Itulah kekuatan cinta yang menjadi narasi kehidupan menuju gerbang selanjutnya. Seperti apa narasi itu disusun, tergantung pada tema besar yang disepakati di awal. Menjadi fatal, manakala tema besar itu tak terfikirkan, apalagi tak terancang. Atau manakala ia hanya disikapi sama dengan penyikapan kebanyakan manusia. Padahal dari sanalah awal bencana atau kebahagiaan bermula.
Ya, dimensi waktu yang membawa cinta dalam sebuah institusi bernama keluarga, tak sedikit hanya difikirkan sebagai kebutuhan individu yang nyaris kering dari penamaan tema besar. Akhirnya, kita saksikan bersama, institusi itu banyak melahirkan generasi-generasi lemah dan melemahkan. Rusak dan merusak. Sebuah refleksi yang agaknya perlu dihadirkan dalam ruang kontemplasi akan sebuah pesan sakral :
“Hai manusia bertaqwalah kepada Rabb yang menciptakan kamu dari diri yang satu dan darinya Allah menciptakan istrimu. Dari keduanya Allah mengembangbiakan laki-laki dan wanita yang banyak. Bertaqwalah kepada Allah yang dengan (mempergunakan) nama Nya kamu saling meminta satu sama lain, dan (peliharalah) hubungan silaturahim. Sesungguhnya Allah selalu menjaga dan mengawasi kamu. “( Q.S. An Nisaa’ : 1)
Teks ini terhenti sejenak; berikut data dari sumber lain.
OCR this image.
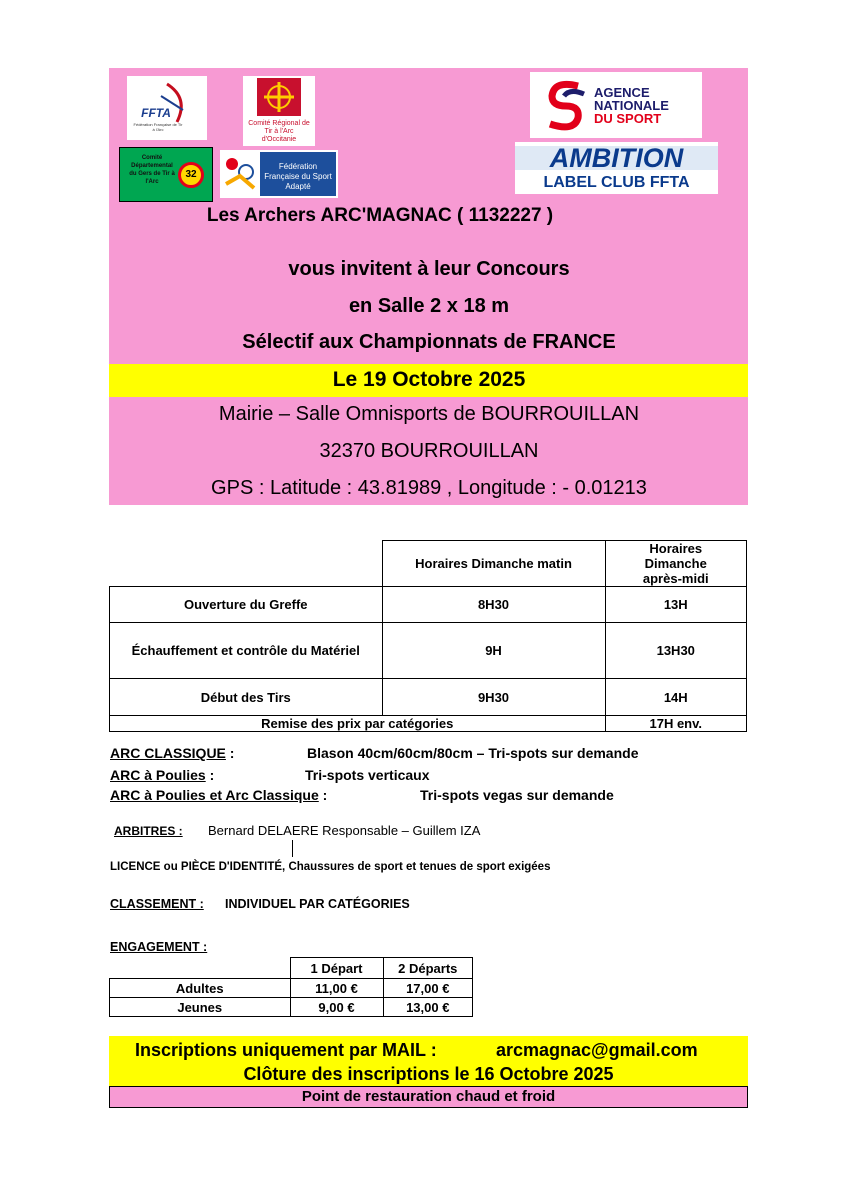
FFTA
Fédération Française de Tir à l'Arc
Comité Régional de Tir à l'Arc d'Occitanie
Comité Départemental du Gers de Tir à l'Arc
32
Fédération Française du Sport Adapté
AGENCE
NATIONALE
DU SPORT
AMBITION
LABEL CLUB FFTA
Les Archers ARC'MAGNAC ( 1132227 )
vous invitent à leur Concours
en Salle 2 x 18 m
Sélectif aux Championnats de FRANCE
Le 19 Octobre 2025
Mairie – Salle Omnisports de BOURROUILLAN
32370 BOURROUILLAN
GPS : Latitude : 43.81989 , Longitude : - 0.01213
	Horaires Dimanche matin	Horaires Dimanche après-midi
Ouverture du Greffe	8H30	13H
Échauffement et contrôle du Matériel	9H	13H30
Début des Tirs	9H30	14H
Remise des prix par catégories		17H env.
ARC CLASSIQUE :	Blason 40cm/60cm/80cm – Tri-spots sur demande
ARC à Poulies :	Tri-spots verticaux
ARC à Poulies et Arc Classique :	Tri-spots vegas sur demande
ARBITRES : Bernard DELAERE Responsable – Guillem IZA
LICENCE ou PIÈCE D'IDENTITÉ, Chaussures de sport et tenues de sport exigées
CLASSEMENT : INDIVIDUEL PAR CATÉGORIES
ENGAGEMENT :
	1 Départ	2 Départs
Adultes	11,00 €	17,00 €
Jeunes	9,00 €	13,00 €
Inscriptions uniquement par MAIL :	arcmagnac@gmail.com
Clôture des inscriptions le 16 Octobre 2025
Point de restauration chaud et froid
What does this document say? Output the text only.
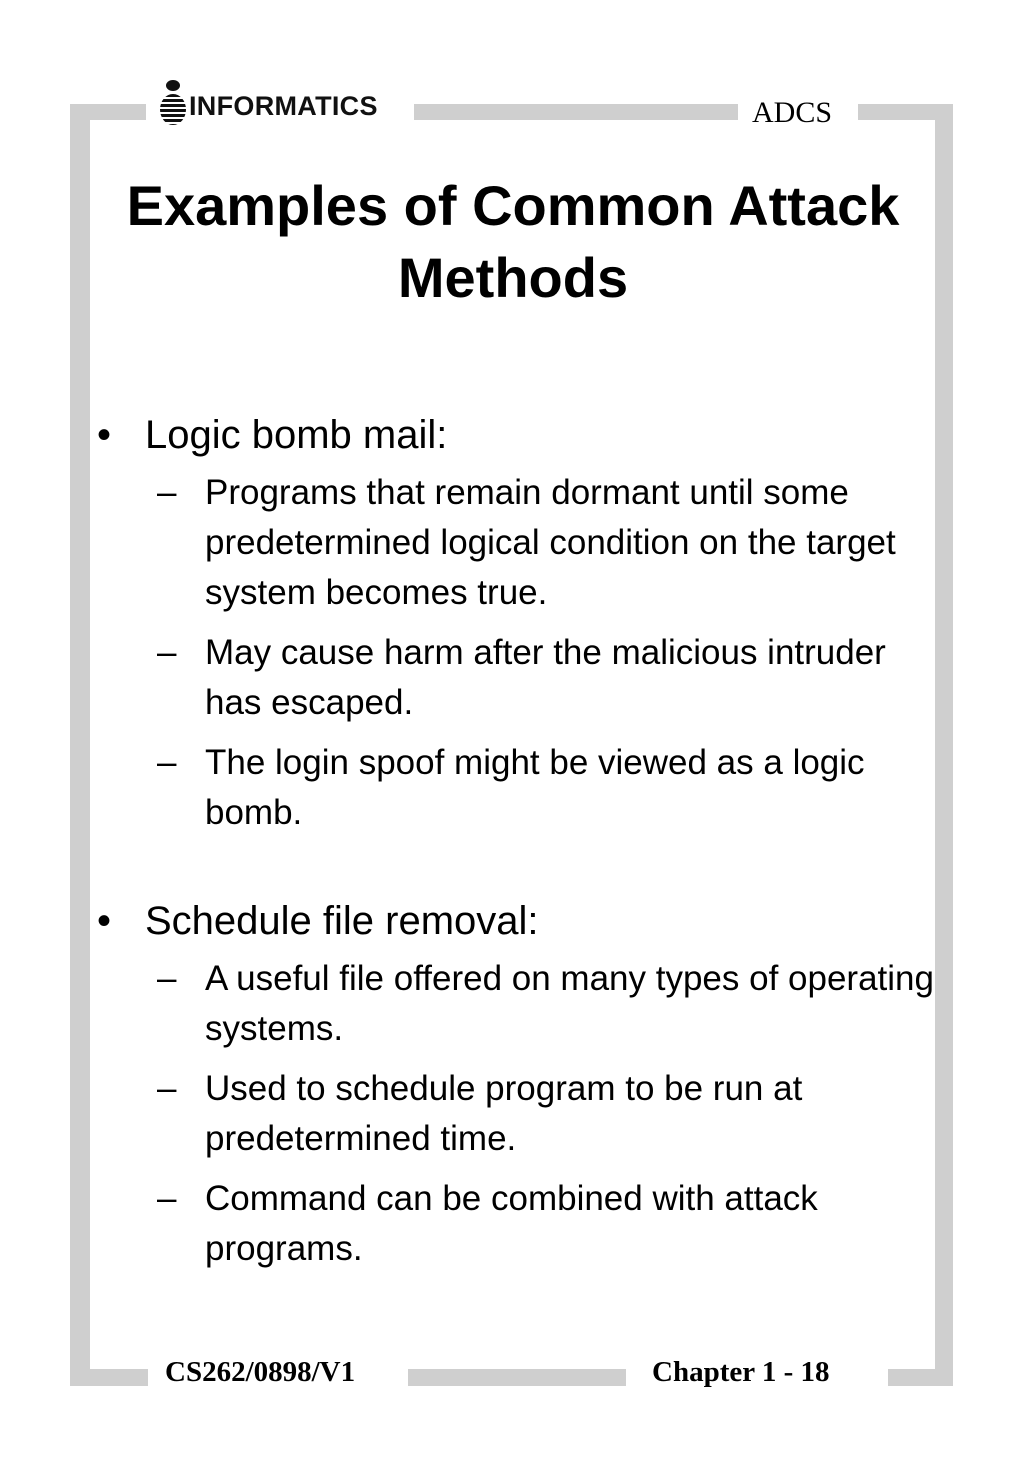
INFORMATICS	ADCS
Examples of Common Attack
Methods
• Logic bomb mail:
– Programs that remain dormant until some predetermined logical condition on the target system becomes true.
– May cause harm after the malicious intruder has escaped.
– The login spoof might be viewed as a logic bomb.
• Schedule file removal:
– A useful file offered on many types of operating systems.
– Used to schedule program to be run at predetermined time.
– Command can be combined with attack programs.
CS262/0898/V1	Chapter 1 - 18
Sangat jelas, pesan yang mengisyaratkan bahwa dasar kehidupan manusia adalah keluarga. Sang Khaliq menghendaki agar “tanaman” di muka bumi ini dimulai dengan sebuah keluarga. Terbentuknya sebuah keluarga yang terdiri dari suami-istri, “dari keduanya Allah memperkembangbiakan laki-laki dan wanita yang banyak.” Allah swt berkehendak terhadap sesuatu yang diketahuiNya dan terhadap suatu hikmah yang dimaksudkan Nya, yaitu hendak mengembangkan jalinan kerahiman. Dimulailah hal itu dengan koneksi rubbubiyah yang merupakan pangkal dan awal segala koneksi dan berikutnya adalah koneksi rahim (kekeluargaan). Maka terwujudlah keluarga pertama yang terdiri dari seorang laki-laki dan wanita, yang keduanya dari diri yang satu dengan tabiat dan fitrah yang satu. Dan di atas ini semua, dengan landasan aqidah, berdirilah tatanan masyarakat. Maka, Islam pun mengatur agar ikatan kekeluargaan ini tetap terpelihara, kokoh, mantap dan terlindungi dari segala yang melemahkan.
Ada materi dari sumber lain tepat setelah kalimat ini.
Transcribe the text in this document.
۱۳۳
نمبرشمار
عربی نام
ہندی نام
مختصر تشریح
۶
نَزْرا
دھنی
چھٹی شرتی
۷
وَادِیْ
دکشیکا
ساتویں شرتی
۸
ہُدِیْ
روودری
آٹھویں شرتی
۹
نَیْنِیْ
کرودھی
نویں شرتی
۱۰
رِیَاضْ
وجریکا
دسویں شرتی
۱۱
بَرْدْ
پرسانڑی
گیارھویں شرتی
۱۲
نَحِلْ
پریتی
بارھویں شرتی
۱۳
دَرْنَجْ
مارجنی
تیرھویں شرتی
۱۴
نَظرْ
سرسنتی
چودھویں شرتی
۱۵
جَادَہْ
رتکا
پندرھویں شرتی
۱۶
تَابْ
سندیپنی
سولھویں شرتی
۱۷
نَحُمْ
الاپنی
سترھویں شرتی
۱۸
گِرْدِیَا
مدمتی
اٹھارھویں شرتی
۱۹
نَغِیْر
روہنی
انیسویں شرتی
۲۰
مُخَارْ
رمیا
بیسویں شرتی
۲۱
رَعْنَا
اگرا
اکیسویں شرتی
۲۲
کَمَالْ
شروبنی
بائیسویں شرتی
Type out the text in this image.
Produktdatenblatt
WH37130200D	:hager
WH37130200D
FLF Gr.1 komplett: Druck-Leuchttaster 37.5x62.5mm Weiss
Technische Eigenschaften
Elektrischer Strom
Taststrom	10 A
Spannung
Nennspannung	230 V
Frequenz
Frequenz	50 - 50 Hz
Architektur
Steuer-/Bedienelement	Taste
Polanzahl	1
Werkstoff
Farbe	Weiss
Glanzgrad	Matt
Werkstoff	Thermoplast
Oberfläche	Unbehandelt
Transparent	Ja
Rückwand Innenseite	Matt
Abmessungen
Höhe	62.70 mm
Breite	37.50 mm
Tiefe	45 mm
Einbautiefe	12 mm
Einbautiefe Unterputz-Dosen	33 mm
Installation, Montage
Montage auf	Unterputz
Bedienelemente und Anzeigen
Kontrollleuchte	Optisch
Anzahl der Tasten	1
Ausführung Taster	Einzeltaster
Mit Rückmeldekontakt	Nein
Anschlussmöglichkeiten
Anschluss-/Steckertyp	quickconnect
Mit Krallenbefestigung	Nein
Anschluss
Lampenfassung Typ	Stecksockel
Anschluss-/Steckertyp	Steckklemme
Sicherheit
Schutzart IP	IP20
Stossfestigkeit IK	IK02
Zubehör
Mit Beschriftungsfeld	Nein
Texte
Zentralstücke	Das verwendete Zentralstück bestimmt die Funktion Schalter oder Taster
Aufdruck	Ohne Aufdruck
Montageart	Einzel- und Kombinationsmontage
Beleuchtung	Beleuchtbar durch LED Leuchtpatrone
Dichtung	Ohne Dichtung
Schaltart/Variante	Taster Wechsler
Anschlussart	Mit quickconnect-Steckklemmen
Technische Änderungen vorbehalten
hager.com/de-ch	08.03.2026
Selanjutnya, inilah yang menjadi misi bersama yang tidak mungkin termandatkan hanya pada salah satu manager institusi. Peran managerial menjaga dan melindungi aset yang juga adalah amanah, haruslah menjadi pemikiran bersama dalam merancang peta kemana dan bagaimana amanah itu dihantarkan pada hakikat awal pemberiannya. Singkatnya, meskipun dalam aplikasinya ada semacam job division, tetapi peran yang satu ini tetaplah menjadi peran koalisi yang saling mengisi. Sinergisasi peran yang tidak terkotak pada salah satu definitif peran yang ternyata membuka ruang permasalahan yang semakin lebar dikemudian hari. Paradigma berfikir yang berkembang pun perlu diluruskan, guna tidak menjadi racun yang mematikan pelan-pelan karakter yang seharusnya ditanam sejak awal.
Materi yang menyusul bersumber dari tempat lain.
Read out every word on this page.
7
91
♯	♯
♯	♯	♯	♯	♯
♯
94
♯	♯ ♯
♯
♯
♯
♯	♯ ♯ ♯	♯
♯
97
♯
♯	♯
Perumusan paradigma inilah yang menjadi kunci pertama yang harus dirancang agar pintu menuju ruang yang bernama kerja sama dapat ditata dengan apik dan rapih. Oleh karenanya dibutuhkan kelapangan hati, kearifan berfikir dan kesamaan cita-cita dalam merumuskannya. Tema besar seperti apa yang akan di “pajang” di atas gerbang institusi itu dan langkah-langkah seperti apa yang akan diwujudkan dalam mengejawantahkannya.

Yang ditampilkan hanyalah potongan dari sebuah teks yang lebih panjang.